The judge also rejected a second claim by Ramos, namely that the charges against her client should be dismissed because she was not allowed to participate in the proceedings with other suspects in the case.
The investigation is focused on a $44.9 million contract PAN issued to Lerkshore International Ltd. for the purchase of dehydrated food. There are eight others charged in the case.
Also charged is Martinelli, who is being investigated by the Supreme Court while his team of lawyers work out ways to block the hearing of the former head of state who headed to Miami in January and is now said to be working on his memoirs.
Of the gang of nine, only one, Guardia Jaen, who in two years, stashed away $18 million in local and foreign bank accounts and built himself a mansion in Costs Del Este, appears to have shown any signs of contrition, and has been cooperating with prosecutors as they attempt to follow the threads leading to the theft of money from a fund intended to help the least privileged in Panama society.
There is universal disgust at the amounts that have allegedly been pocketed by those with access to the trough.
The money could have gone to hundreds of schools in disrepair, to the CSS hospitals and Hospital Santo Tomas that are in crisis, or to a hundred other needs of the have-nots in a country with the largest per capita income in Latin America.
A speaker in a conversation I heard recently opined that stealing from a bank would be forgivable as many banks make vast amounts of money “stealing” from their clients when not busy in the laundry room processing money from drug cartels or aiding billionaire tax dodgers.
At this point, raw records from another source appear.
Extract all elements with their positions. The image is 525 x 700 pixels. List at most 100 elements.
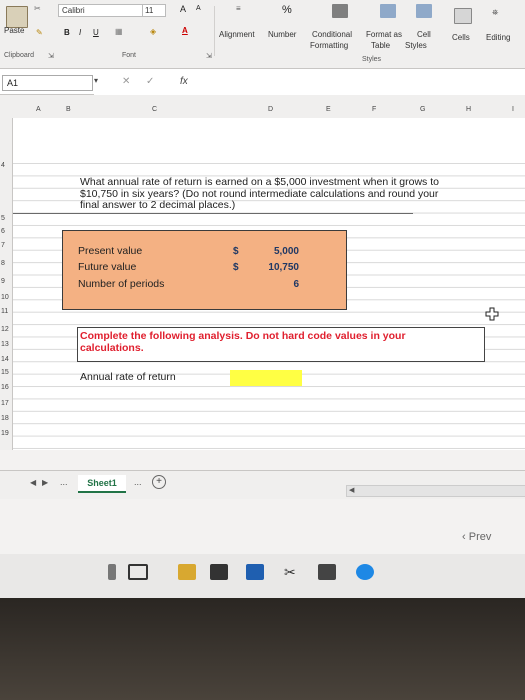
column-header[interactable]: F: [372, 106, 376, 113]
row-header[interactable]: 8: [1, 260, 5, 267]
column-header[interactable]: D: [268, 106, 273, 113]
cancel-icon[interactable]: ✕: [122, 76, 130, 87]
cells-button[interactable]: Cells: [452, 33, 470, 42]
column-header[interactable]: H: [466, 106, 471, 113]
find-binoculars-icon[interactable]: ⛯: [492, 8, 498, 18]
task-view-icon[interactable]: [128, 564, 148, 580]
row-header[interactable]: 18: [1, 415, 9, 422]
font-color-icon[interactable]: A: [182, 26, 188, 35]
number-of-periods-value[interactable]: 6: [239, 279, 299, 290]
insert-function-icon[interactable]: fx: [180, 76, 188, 87]
prev-button[interactable]: ‹ Prev: [462, 531, 491, 543]
format-painter-icon[interactable]: ✎: [36, 28, 43, 37]
merged-cell-area[interactable]: [13, 118, 525, 162]
clipboard-launcher-icon[interactable]: ⇲: [48, 52, 54, 60]
underline-button[interactable]: U: [93, 28, 99, 37]
font-size-select[interactable]: 11: [142, 4, 166, 17]
device-bezel: [0, 598, 525, 700]
cell-styles-icon[interactable]: [416, 4, 432, 18]
bold-button[interactable]: B: [64, 28, 70, 37]
row-header[interactable]: 9: [1, 278, 5, 285]
borders-icon[interactable]: ▦: [115, 27, 123, 36]
cell-styles-button-line2[interactable]: Styles: [405, 41, 427, 50]
row-header[interactable]: 10: [1, 294, 9, 301]
row-header[interactable]: 19: [1, 430, 9, 437]
scroll-arrow-left-icon[interactable]: ◀: [349, 486, 354, 494]
present-value-value[interactable]: 5,000: [239, 246, 299, 257]
alignment-icon[interactable]: ≡: [236, 4, 241, 13]
prev-label: Prev: [468, 531, 492, 543]
row-header[interactable]: 13: [1, 341, 9, 348]
conditional-formatting-icon[interactable]: [332, 4, 348, 18]
sheet-tab-sheet1[interactable]: Sheet1: [78, 475, 126, 493]
styles-group-label: Styles: [362, 56, 382, 63]
row-header[interactable]: 12: [1, 326, 9, 333]
sheets-more-right[interactable]: ...: [134, 477, 142, 487]
future-value-value[interactable]: 10,750: [239, 262, 299, 273]
instruction-text: Complete the following analysis. Do not …: [80, 330, 406, 354]
row-header[interactable]: 4: [1, 162, 5, 169]
fill-color-icon[interactable]: ◈: [150, 27, 156, 36]
column-header[interactable]: B: [66, 106, 71, 113]
row-header[interactable]: 6: [1, 228, 5, 235]
paste-icon[interactable]: [6, 6, 28, 28]
microphone-icon[interactable]: [108, 564, 116, 580]
number-button[interactable]: Number: [268, 30, 296, 39]
paste-button[interactable]: Paste: [4, 26, 24, 35]
grow-font-button[interactable]: A: [180, 4, 186, 14]
column-header[interactable]: A: [36, 106, 41, 113]
column-header[interactable]: E: [326, 106, 331, 113]
editing-button[interactable]: Editing: [486, 33, 510, 42]
row-header[interactable]: 7: [1, 242, 5, 249]
name-box[interactable]: A1: [2, 75, 93, 91]
annual-rate-answer-cell[interactable]: [230, 370, 302, 386]
column-header[interactable]: G: [420, 106, 425, 113]
formula-input[interactable]: [200, 73, 520, 89]
sheets-more-left[interactable]: ...: [60, 477, 68, 487]
settings-tools-icon[interactable]: ✂: [284, 564, 302, 580]
sheet-tab-bar: ◀ ▶ ... Sheet1 ... + ◀: [0, 470, 525, 499]
row-header[interactable]: 17: [1, 400, 9, 407]
number-format-icon[interactable]: %: [282, 4, 292, 16]
scroll-left-icon[interactable]: ◀: [30, 478, 36, 487]
formula-bar: A1 ▾ ✕ ✓ fx: [0, 69, 525, 102]
cells-icon[interactable]: [454, 8, 472, 24]
row-header[interactable]: 5: [1, 215, 5, 222]
shrink-font-button[interactable]: A: [196, 5, 201, 12]
row-header[interactable]: 11: [1, 308, 8, 315]
italic-button[interactable]: I: [79, 28, 81, 37]
cell-styles-button[interactable]: Cell: [417, 30, 431, 39]
store-icon[interactable]: [210, 564, 228, 580]
row-header[interactable]: 14: [1, 356, 9, 363]
font-name-select[interactable]: Calibri: [58, 4, 143, 17]
conditional-formatting-button[interactable]: Conditional: [312, 30, 352, 39]
excel-window: Paste ✂ ✎ Clipboard ⇲ Calibri 11 A A B I…: [0, 0, 525, 598]
font-launcher-icon[interactable]: ⇲: [206, 52, 212, 60]
question-cell-border: [13, 213, 413, 214]
annual-rate-label: Annual rate of return: [80, 371, 176, 383]
ribbon-divider: [214, 6, 215, 56]
column-header[interactable]: I: [512, 106, 514, 113]
outlook-icon[interactable]: [246, 564, 264, 580]
add-sheet-icon[interactable]: +: [152, 475, 166, 489]
number-of-periods-label: Number of periods: [78, 278, 165, 290]
format-as-table-icon[interactable]: [380, 4, 396, 18]
file-explorer-icon[interactable]: [178, 564, 196, 580]
enter-icon[interactable]: ✓: [146, 76, 154, 87]
column-header[interactable]: C: [152, 106, 157, 113]
conditional-formatting-button-line2[interactable]: Formatting: [310, 41, 348, 50]
calculator-icon[interactable]: [318, 564, 336, 580]
inputs-block[interactable]: Present value Future value Number of per…: [62, 230, 347, 310]
clipboard-group-label: Clipboard: [4, 52, 34, 59]
cut-icon[interactable]: ✂: [34, 4, 41, 13]
row-header[interactable]: 15: [1, 369, 9, 376]
edge-icon[interactable]: [356, 564, 374, 580]
present-value-label: Present value: [78, 245, 143, 257]
chevron-left-icon: ‹: [462, 531, 469, 543]
scroll-right-icon[interactable]: ▶: [42, 478, 48, 487]
horizontal-scrollbar[interactable]: ◀: [346, 485, 525, 497]
format-as-table-button-line2[interactable]: Table: [371, 41, 390, 50]
row-header[interactable]: 16: [1, 384, 9, 391]
format-as-table-button[interactable]: Format as: [366, 30, 402, 39]
alignment-button[interactable]: Alignment: [219, 30, 255, 39]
Stealing from the lowest rungs of society is unforgivable, and hunting down the perpetrators is far from “political persecution. It’s called “justice”
Meanwhile, whether their clients are found guilty or not, a whole raft of defense lawyers will see their bank balances expand, as they struggle to find ways of avoiding the consequences of organized plundering. Pirates of the Caribbean were hanged for less.